Vitreous humor is anatomically isolated, low in glucose and other fermentation substrates, and remains bacterially sterile in the early post-mortem interval. Ethanol diffuses into the vitreous from blood antemortem but is not produced there post-mortem in any meaningful quantity. A vitreous-to-femoral-blood ethanol ratio above 1.2 supports antemortem ingestion; a much lower ratio (or blood alone with no vitreous) leaves the door open to putrefactive ethanol formation by Candida and Clostridium species in decomposed tissue.

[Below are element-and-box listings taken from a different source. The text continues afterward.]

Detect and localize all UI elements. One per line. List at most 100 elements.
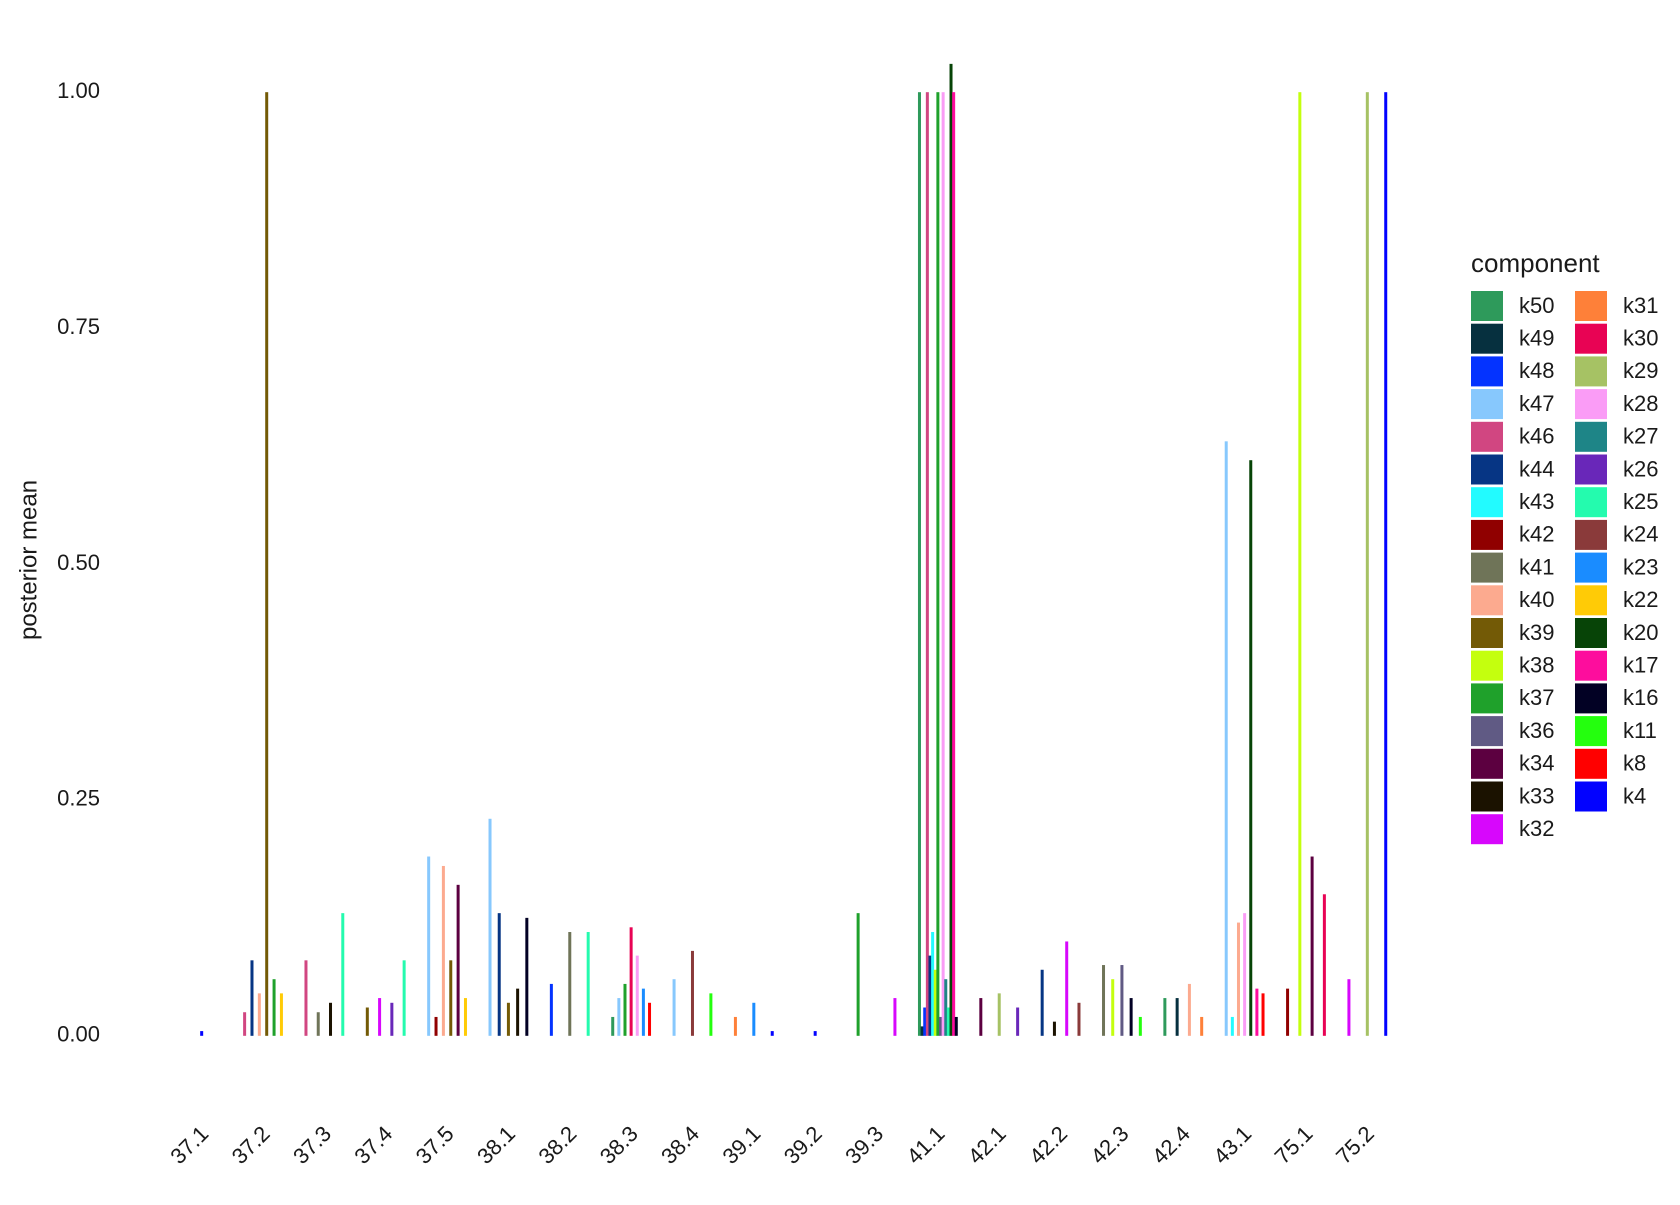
legend-swatch — [1575, 487, 1607, 518]
bar — [265, 92, 269, 1036]
bar — [456, 884, 460, 1036]
bar — [925, 92, 929, 1036]
legend-swatch — [1471, 291, 1503, 321]
x-tick-label: 38.1 — [472, 1121, 520, 1169]
bar — [497, 913, 501, 1036]
bar — [257, 993, 261, 1036]
bar — [1200, 1016, 1204, 1036]
bar — [635, 955, 639, 1036]
bar — [1365, 92, 1369, 1036]
bar — [1016, 1007, 1020, 1036]
legend-title: component — [1471, 248, 1600, 278]
x-tick-label: 42.3 — [1086, 1121, 1134, 1169]
bar — [936, 92, 940, 1036]
bar — [525, 917, 529, 1036]
legend-label: k42 — [1519, 522, 1554, 547]
legend-swatch — [1575, 421, 1607, 452]
legend-label: k43 — [1519, 489, 1554, 514]
legend-swatch — [1471, 454, 1503, 485]
bar — [641, 988, 645, 1036]
x-tick-label: 38.2 — [533, 1121, 581, 1169]
legend-label: k47 — [1519, 391, 1554, 416]
legend-swatch — [1575, 585, 1607, 616]
bar — [629, 927, 633, 1036]
y-tick-label: 0.75 — [57, 314, 100, 339]
x-tick-label: 42.1 — [963, 1121, 1011, 1169]
bar — [1255, 988, 1259, 1036]
bar — [617, 998, 621, 1036]
legend-label: k31 — [1623, 293, 1658, 318]
bar — [341, 913, 345, 1036]
bar — [1310, 856, 1314, 1036]
bar — [549, 983, 553, 1036]
y-tick-label: 1.00 — [57, 78, 100, 103]
legend-label: k16 — [1623, 685, 1658, 710]
legend-label: k33 — [1519, 783, 1554, 808]
bar — [952, 92, 956, 1036]
bar — [954, 1016, 958, 1036]
legend-label: k30 — [1623, 326, 1658, 351]
x-tick-label: 41.1 — [902, 1121, 950, 1169]
legend-swatch — [1575, 356, 1607, 387]
bar — [1230, 1016, 1234, 1036]
legend-swatch — [1575, 650, 1607, 681]
bar — [893, 998, 897, 1036]
bar — [1236, 922, 1240, 1036]
legend-label: k23 — [1623, 554, 1658, 579]
y-axis-label: posterior mean — [15, 480, 42, 640]
y-tick-label: 0.00 — [57, 1022, 100, 1047]
legend-label: k49 — [1519, 326, 1554, 351]
legend-swatch — [1575, 454, 1607, 485]
legend-swatch — [1471, 748, 1503, 779]
bar — [931, 932, 935, 1036]
legend-label: k29 — [1623, 358, 1658, 383]
bar — [402, 960, 406, 1036]
bar — [243, 1012, 247, 1036]
x-tick-label: 37.5 — [411, 1121, 459, 1169]
x-tick-label: 42.2 — [1024, 1121, 1072, 1169]
bar — [1077, 1002, 1081, 1036]
legend-label: k24 — [1623, 522, 1658, 547]
bar — [449, 960, 453, 1036]
legend-swatch — [1575, 716, 1607, 747]
bar — [1175, 998, 1179, 1036]
legend-label: k25 — [1623, 489, 1658, 514]
bar — [623, 983, 627, 1036]
x-tick-label: 75.1 — [1270, 1121, 1318, 1169]
bar — [488, 818, 492, 1036]
bar — [733, 1016, 737, 1036]
x-tick-label: 39.1 — [718, 1121, 766, 1169]
legend-swatch — [1471, 356, 1503, 387]
legend-swatch — [1575, 323, 1607, 354]
x-tick-label: 43.1 — [1208, 1121, 1256, 1169]
bar — [949, 63, 953, 1036]
bar — [329, 1002, 333, 1036]
bar — [1065, 941, 1069, 1036]
legend-swatch — [1471, 585, 1503, 616]
x-tick-label: 42.4 — [1147, 1121, 1195, 1169]
x-tick-label: 38.4 — [656, 1121, 704, 1169]
bar — [441, 865, 445, 1036]
legend-swatch — [1471, 650, 1503, 681]
legend-swatch — [1575, 552, 1607, 583]
bar — [920, 1026, 924, 1036]
x-tick-label: 39.2 — [779, 1121, 827, 1169]
y-tick-label: 0.50 — [57, 550, 100, 575]
legend-label: k39 — [1519, 620, 1554, 645]
bar — [506, 1002, 510, 1036]
bar — [709, 993, 713, 1036]
legend-label: k8 — [1623, 751, 1646, 776]
bar — [250, 960, 254, 1036]
bar — [1163, 998, 1167, 1036]
legend-label: k37 — [1519, 685, 1554, 710]
bar — [1286, 988, 1290, 1036]
bar — [1243, 913, 1247, 1036]
bar — [304, 960, 308, 1036]
x-tick-label: 37.4 — [349, 1121, 397, 1169]
legend-swatch — [1471, 519, 1503, 550]
bar — [770, 1031, 774, 1036]
legend-swatch — [1575, 519, 1607, 550]
legend-label: k36 — [1519, 718, 1554, 743]
bar — [1102, 965, 1106, 1036]
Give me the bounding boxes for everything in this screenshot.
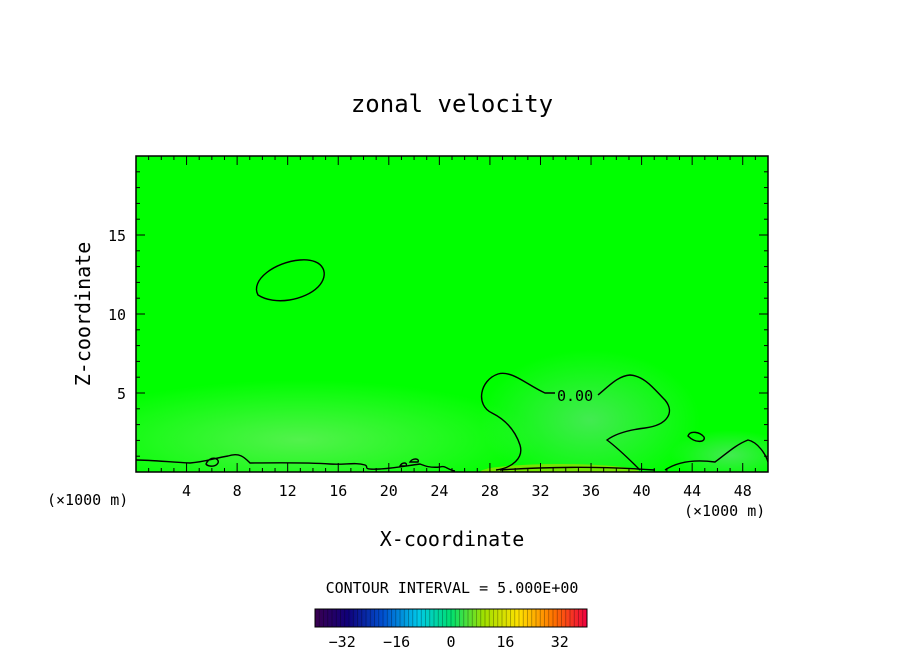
x-unit-left: (×1000 m) — [47, 491, 128, 509]
y-tick-label: 10 — [108, 306, 126, 324]
x-tick-label: 24 — [430, 482, 448, 500]
contour-label: 0.00 — [557, 387, 593, 405]
colorbar-tick-label: −32 — [329, 633, 356, 651]
x-tick-label: 32 — [531, 482, 549, 500]
x-tick-label: 20 — [380, 482, 398, 500]
x-tick-label: 44 — [683, 482, 701, 500]
y-ticks: 5 10 15 — [108, 155, 768, 473]
y-axis-label: Z-coordinate — [71, 242, 95, 387]
x-tick-label: 12 — [279, 482, 297, 500]
contour-bottom-left — [136, 454, 456, 472]
contour-bottom-center — [499, 466, 656, 471]
x-tick-label: 16 — [329, 482, 347, 500]
y-tick-label: 5 — [117, 385, 126, 403]
x-tick-label: 28 — [481, 482, 499, 500]
x-tick-label: 48 — [734, 482, 752, 500]
field-shade-bottom — [480, 464, 640, 472]
colorbar-stripes — [318, 609, 584, 627]
contour-central-lobe — [480, 372, 671, 471]
colorbar-ticks: −32 −16 0 16 32 — [329, 633, 569, 651]
x-unit-right: (×1000 m) — [684, 502, 765, 520]
colorbar-tick-label: −16 — [383, 633, 410, 651]
colorbar-tick-label: 0 — [446, 633, 455, 651]
contour-right-bottom — [664, 439, 768, 471]
field-shade-lower — [136, 380, 540, 472]
y-tick-label: 15 — [108, 227, 126, 245]
x-tick-label: 40 — [633, 482, 651, 500]
x-ticks: 4 8 12 16 20 24 28 32 36 40 44 48 — [135, 156, 769, 500]
colorbar-tick-label: 32 — [551, 633, 569, 651]
chart-title: zonal velocity — [351, 90, 553, 118]
x-axis-label: X-coordinate — [380, 527, 525, 551]
x-tick-label: 36 — [582, 482, 600, 500]
colorbar-tick-label: 16 — [496, 633, 514, 651]
x-tick-label: 4 — [182, 482, 191, 500]
colorbar-frame — [314, 608, 588, 628]
contour-interval-text: CONTOUR INTERVAL = 5.000E+00 — [326, 579, 579, 597]
contour-lines — [136, 259, 768, 472]
x-tick-label: 8 — [233, 482, 242, 500]
contour-upper-loop — [255, 259, 325, 302]
colorbar-gradient — [315, 609, 587, 627]
contour-small-loop — [687, 431, 705, 443]
plot-area — [136, 156, 768, 472]
colorbar: −32 −16 0 16 32 — [314, 608, 588, 651]
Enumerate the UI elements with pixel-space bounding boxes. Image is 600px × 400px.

What is the difference between fuel-cell and infrared breath analysers?
A fuel-cell analyser oxidises ethanol at a platinum electrode and measures the resulting current; the response is highly specific for ethanol (methanol and acetone give negligible signal) and the unit is compact enough for handheld traffic-police use (Drager Alcotest, Lion Alcolmeter). An infrared analyser measures absorbance at one or two ethanol-diagnostic wavelengths (about 3.4 and 9.5 micrometres); it is equally specific, typically used in stationary evidential units like the Intoxilyzer 8000. Both are calibrated against a wet-bath simulator at 0.10 g per L ethanol, 34 degrees Celsius.